Sharp increase is goal
The company has a broader goal over the same period to boost global output to 2.5 million barrels per day from about 1.9 million barrels today, as fields also come online in Brazil and elsewhere.
Statoil also might consider partnerships to explore in the Arctic, like one announced late last month by Exxon Mobil Corp. and Russia’s Rosneft.
“I cannot rule that out,” said Lund, noting that the Arctic will be another focus area for the company moving forward.
But he is the first to acknowledge that while Statoil is a skilled offshore operator, particularly in harsh climates, it still has much to learn in the onshore unconventional gas business. That’s why Talisman is taking the lead in operating wells in the Eagle Ford, while Statoil serves as understudy.
Statoil will begin operating wells under the joint venture by as early as the end of next year, though details of how the two companies will divide things up remain in discussion, Lund said.

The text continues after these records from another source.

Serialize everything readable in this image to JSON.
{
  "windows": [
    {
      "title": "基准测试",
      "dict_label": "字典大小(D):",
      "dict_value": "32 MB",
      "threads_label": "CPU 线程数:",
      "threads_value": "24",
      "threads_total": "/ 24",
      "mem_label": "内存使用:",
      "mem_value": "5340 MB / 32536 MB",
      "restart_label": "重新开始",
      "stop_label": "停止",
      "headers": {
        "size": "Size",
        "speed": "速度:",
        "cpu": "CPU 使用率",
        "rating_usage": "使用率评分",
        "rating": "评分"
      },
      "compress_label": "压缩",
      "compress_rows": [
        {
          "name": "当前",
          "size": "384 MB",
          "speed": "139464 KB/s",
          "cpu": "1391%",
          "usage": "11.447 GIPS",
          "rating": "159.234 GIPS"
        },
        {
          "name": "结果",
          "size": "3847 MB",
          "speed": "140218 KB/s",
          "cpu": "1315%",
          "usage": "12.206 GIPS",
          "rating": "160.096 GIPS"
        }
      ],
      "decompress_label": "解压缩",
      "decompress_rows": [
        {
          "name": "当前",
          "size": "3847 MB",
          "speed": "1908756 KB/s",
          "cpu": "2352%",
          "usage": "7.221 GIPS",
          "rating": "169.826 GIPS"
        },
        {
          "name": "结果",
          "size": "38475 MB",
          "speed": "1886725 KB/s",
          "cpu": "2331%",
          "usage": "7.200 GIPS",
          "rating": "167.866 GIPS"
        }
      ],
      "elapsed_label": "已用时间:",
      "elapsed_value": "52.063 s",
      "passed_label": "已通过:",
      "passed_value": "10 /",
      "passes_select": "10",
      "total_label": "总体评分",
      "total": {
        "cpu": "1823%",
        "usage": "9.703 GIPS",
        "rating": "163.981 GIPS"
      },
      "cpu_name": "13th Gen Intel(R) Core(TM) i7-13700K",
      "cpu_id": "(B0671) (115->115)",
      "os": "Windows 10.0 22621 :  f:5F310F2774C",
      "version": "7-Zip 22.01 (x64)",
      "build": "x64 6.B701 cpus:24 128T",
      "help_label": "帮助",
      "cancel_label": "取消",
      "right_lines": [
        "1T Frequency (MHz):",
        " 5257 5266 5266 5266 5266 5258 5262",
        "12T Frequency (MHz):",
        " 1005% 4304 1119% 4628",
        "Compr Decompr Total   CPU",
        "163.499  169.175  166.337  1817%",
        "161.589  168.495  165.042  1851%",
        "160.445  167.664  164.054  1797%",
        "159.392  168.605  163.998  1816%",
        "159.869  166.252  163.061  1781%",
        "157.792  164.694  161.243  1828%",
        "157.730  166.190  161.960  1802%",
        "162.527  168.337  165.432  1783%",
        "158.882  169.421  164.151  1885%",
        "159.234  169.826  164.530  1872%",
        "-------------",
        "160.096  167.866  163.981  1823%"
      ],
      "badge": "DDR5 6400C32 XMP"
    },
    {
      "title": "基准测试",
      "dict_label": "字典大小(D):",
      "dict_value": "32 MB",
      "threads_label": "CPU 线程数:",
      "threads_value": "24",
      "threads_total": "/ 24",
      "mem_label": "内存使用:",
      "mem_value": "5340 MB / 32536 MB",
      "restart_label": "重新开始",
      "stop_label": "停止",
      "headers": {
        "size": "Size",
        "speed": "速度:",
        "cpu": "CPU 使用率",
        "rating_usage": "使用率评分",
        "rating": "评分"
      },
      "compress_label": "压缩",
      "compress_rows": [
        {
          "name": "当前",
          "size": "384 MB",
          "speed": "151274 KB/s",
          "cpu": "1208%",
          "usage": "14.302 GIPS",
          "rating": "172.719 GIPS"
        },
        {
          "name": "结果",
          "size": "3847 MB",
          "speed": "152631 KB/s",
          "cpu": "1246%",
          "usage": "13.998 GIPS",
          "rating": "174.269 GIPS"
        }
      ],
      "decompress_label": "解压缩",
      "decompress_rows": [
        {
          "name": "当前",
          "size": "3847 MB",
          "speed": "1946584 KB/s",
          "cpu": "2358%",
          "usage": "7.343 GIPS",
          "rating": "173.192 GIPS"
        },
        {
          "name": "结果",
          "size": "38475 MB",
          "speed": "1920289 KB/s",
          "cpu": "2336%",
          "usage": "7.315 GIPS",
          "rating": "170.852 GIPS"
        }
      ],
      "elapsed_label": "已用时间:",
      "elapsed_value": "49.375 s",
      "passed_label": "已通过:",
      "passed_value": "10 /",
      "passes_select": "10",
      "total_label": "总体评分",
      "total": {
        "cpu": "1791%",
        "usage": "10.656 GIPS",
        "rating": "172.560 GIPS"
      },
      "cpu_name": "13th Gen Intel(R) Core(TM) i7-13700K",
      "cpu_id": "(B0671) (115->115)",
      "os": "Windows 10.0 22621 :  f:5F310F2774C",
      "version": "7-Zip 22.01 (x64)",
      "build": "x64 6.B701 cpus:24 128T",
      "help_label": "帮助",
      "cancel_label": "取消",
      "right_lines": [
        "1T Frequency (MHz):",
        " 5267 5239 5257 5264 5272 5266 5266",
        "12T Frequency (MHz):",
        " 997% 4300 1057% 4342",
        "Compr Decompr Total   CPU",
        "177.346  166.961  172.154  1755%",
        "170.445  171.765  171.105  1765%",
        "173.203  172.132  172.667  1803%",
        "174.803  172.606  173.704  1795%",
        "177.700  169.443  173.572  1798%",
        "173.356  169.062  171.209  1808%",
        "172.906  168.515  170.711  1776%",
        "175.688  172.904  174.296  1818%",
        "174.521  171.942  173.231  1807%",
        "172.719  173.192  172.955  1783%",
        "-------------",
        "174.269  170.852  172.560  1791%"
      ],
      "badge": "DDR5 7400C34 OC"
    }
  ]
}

The Eagle Ford shale, which is 450 miles long and 50 miles wide and runs in a crescent-shaped band below San Antonio, has been attractive to oil companies because, in addition to gas, it contains more valuable supplies of oil, condensate and natural gas liquids.
Houston’s Marathon Oil Corp., for instance, inked a $3.5 billion deal in June to acquire 285,000 acres in the formation, while Shell, ConocoPhillips and others also have positions.
But it can be challenging to develop the Eagle Ford’s deep high-pressure wells, and the mix of gas or liquids can vary widely from zone to zone.
Scales and fangs
Then there’s the matter of the neighbors.
“Rattlesnakes are really bad out here,” said David Peterson, a safety consultant to Talisman at the well site.
Sven del Pozzo, an industry analyst with IHS-Herold in Stamford, Conn., said such challenges will be difficult to navigate for companies like Statoil with little experience in shale plays.
“This is new for them,” he said. “It’s going to take some time to get it right.”
Since December, Talisman has drilled 22 wells under the joint venture, said Chris Jeske, manager of Talisman’s Eagle Ford unit. It’s run from The Woodlands, where half a dozen Statoil employees are working and more are coming.
The joint venture now has eight rigs in the formation, will increase that to 14 by the end of next year and then has plans to drill up to 200 wells a year, Jeske said.
The partnership controls roughly 170,000 acres across La Salle, McMullen, Live Oak, Bee, Karnes and DeWitt counties.
While Statoil is focused first on becoming an operator in the Eagle Ford and sees more opportunity for shale acquisitions in the U.S., “we are looking at opportunities outside North America as we mature our approach,” Lund said.
Possible areas for expansion could include Asia, South America and Europe.
He said Statoil also has had talks with China National Petroleum Co. on a possible joint venture to develop shale acreage in China, though he declined to discuss specifics.